Así nació el relato.
Eran
casi las 4am y seguía dando tumbos en la habitación, me levantaba lentamente de
la cama vieja que dejaba escapar un chillido limpio en cada cambio de presión.
El
sudor del mes de mayo recorría mi cabeza de marañas doradas y la desesperación
me abrazaba entre las pocas sábanas que poseía para cubrir la desnudez de mi
colchón.
No
había mensajes, ni inbox, no what’sapps, nada de snaps, el silencio cibernético
comprobaba solamente que el día había terminado hace unas horas y yo quería
seguirme aferrando al suceso último que me mantenía despierta.
Leí
por última vez la conversación pasada y decidí dejar que el cansancio me
noqueará.
Ya
en pose de bella durmiente una lagrima fugitiva se escapó para recorrer el
tradicional trayecto de mi nariz, labios y morir añejada en el blanco de mi
funda.
No
hay que llorarle a la espera.
La ingeniera no tiene quien le
escriba
Habían pasado muchos años sin que recibiera una
carta de su amor y vivía con la ansia extrema de ser buscada por él en las
noches mientras el sueño perturbaba su espera.

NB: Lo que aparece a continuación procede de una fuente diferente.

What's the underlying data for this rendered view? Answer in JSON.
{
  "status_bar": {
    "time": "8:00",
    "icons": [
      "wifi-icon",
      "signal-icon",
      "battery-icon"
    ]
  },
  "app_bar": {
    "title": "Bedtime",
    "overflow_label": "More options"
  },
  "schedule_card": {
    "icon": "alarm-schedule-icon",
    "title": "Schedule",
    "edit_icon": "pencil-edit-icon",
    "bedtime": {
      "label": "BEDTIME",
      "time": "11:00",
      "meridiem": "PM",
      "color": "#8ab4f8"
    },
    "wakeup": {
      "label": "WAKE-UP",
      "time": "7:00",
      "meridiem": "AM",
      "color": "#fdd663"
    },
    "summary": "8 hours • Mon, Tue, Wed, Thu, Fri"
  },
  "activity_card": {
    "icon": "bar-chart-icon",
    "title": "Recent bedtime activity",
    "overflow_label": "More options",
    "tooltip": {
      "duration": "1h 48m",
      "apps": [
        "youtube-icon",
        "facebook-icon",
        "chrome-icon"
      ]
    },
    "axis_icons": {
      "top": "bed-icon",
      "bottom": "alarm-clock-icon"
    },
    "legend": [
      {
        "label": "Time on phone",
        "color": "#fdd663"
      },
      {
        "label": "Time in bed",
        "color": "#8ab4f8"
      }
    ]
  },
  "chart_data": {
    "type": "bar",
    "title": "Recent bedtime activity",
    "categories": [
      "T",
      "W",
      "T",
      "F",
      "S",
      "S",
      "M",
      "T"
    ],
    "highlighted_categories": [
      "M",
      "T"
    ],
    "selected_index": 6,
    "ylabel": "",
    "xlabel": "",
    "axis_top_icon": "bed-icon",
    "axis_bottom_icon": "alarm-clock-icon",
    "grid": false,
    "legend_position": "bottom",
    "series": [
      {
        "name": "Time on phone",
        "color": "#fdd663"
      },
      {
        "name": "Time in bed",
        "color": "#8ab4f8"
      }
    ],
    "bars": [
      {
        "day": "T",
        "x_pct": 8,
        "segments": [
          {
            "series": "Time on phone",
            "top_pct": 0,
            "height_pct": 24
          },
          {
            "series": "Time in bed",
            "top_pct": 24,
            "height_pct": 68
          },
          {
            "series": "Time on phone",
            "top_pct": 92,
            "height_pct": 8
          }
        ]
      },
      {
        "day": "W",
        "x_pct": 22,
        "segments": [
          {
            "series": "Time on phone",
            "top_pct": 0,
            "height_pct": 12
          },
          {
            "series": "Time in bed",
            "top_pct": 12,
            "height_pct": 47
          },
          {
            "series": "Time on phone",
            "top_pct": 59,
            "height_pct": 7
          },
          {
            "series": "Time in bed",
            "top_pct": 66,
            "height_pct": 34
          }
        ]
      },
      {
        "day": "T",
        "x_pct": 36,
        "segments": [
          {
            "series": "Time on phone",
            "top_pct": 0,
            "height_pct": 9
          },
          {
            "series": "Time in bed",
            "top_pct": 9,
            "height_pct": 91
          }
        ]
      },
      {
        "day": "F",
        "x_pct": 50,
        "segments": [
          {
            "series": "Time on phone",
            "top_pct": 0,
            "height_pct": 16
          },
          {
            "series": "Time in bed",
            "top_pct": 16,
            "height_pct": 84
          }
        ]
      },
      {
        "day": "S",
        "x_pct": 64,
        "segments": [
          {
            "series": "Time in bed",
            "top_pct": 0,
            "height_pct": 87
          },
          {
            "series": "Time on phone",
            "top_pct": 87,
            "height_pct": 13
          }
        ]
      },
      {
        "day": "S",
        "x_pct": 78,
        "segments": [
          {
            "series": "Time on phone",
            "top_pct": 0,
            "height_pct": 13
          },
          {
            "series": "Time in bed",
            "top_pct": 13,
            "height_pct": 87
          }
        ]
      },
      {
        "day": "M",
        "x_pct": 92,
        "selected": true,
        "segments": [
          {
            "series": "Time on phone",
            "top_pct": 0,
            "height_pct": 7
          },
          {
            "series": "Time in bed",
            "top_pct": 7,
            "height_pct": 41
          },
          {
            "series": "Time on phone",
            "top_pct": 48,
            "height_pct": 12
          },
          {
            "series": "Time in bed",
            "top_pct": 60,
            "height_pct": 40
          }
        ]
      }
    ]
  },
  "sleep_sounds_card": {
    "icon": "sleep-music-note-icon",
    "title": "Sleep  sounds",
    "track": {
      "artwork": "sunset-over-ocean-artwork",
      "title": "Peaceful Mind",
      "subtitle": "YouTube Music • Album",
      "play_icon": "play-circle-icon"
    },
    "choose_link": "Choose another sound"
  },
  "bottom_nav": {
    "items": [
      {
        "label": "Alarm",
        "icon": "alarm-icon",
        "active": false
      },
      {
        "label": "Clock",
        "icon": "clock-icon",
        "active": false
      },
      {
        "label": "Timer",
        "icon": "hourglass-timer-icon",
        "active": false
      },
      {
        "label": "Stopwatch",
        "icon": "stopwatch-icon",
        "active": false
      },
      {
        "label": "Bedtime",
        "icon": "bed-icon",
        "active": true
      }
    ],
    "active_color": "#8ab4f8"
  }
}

Fortunata no sabía cómo dejar de esperar, era
algo tan propio de ella que creía fielmente en las promesas de un caudillo
descarriado que la enamoró en su juventud, tenía ya cerca de las 57 primaveras
y se le empezaban a notar las flores del panteón en los dorsos de las manos,
caminaba con más precaución pero se mantenía alerta de cualquier indicio de que
el amor le volvería.
Había sido útil los primeros años desde que el
joven caudillo la había dejado, hacía de todo, cantaba, bailaba, estudiaba, se
reía, pero cuando las hojas del calendario se fueron cayendo y convirtiendo en
meses, años, lustros, la incandescencia que le guardaba dentro se fue
escondiendo ante lo oscuro de su alma.
Era buscada por los muchachos jóvenes, como
parte del mito de que si la despojabas de sus ropas, aún tenía marcados besos
perpetuados de años como recordatorio de la maldición que ella misma se vio
impuesta.
Había dejado de salir, de preocuparse por los
pelos que le salían por doquier de su trenza mal hecha, por usar aretes y
comprarse embellecedores, por darse pinceladas de cariño por la cara y lo único
que le quedaba de elegante era su vieja falda lápiz que era entallada hasta la
debajo de la rodilla. Sus pellejos eran testigos de cómo su figura redonda
había sido víctima de la amargura y ahora estaban más pegadas al hueso de lo
que una vieja flaca querría.
El tiempo le había ganado y con él se llevó la vivacidad
de sus ojos y la sonrisa franca que la caracterizaba. Siempre espero que el
amor le regresara y aquella tarde, después de tanto tiempo, ella se volvió a
enamorar.
Santos era un tipo con suerte, le había ido
bien en la vida, hasta que por desgracias de salud su esposa murió en abril,
desde entonces se la pasaba dando tumbos por las calles lúgubres, petrificado
en la iglesia, de la cual solo salía para comer sus sagrados alimentos y
descansar en las noches, purificando su alma, rezando por la de su esposa y
buscando consuelo en las manos de los curas.
En una de sus andanzas de la iglesia a su casa,
que se encontraba a borde de la bahía, se tropezó con Nata y aunque el pueblo era
chico y el infierno grande, nunca había tenido la gracia de toparse.
Las almas esperanzadas se reconocen, así como
los perros, se huelen las penas y cuando la vio con su falta justa y su blusa
vaporosa, suave como la seda, supo que la fortuna le había regresado.
Se animó a pararse a platicar con ella, lo que
era mal visto desde la vez que unos turistas calenturientos se intentaron aprovechar
de Nata y ella le arrancó un pedazo de oreja a uno. Sin conocimientos previos
de su carácter difuso, la curiosidad de comprobar el estado de su ser lo empujo
a arriesgarse.
Le invitó un café, bueno té en realidad, de
esos de bolsitas de frutos rojos que ofrece un tradicional café cerca de la
playa, hablaron y hablaron y como la China bajo los rayos del sol naciente, los
ojos de Nata se llenaron de luz, una luz perdida en los tiempos.
Ella le contó, obviamente, del caudillo y de su
larga espera y Santos le comentó que la espera que él tendría que padecer era
aún más larga, porque cuando su día llegase atravesaría el tiempo mismo para
encontrar, del otro lado de la vida, a su finada esposa.
Los dos estaban enfrascados en viajes
imposibles, en travesías interminables y aunque le eran fieles a sus amores, no
les hacía mal la compañía de otro ser en desgracia.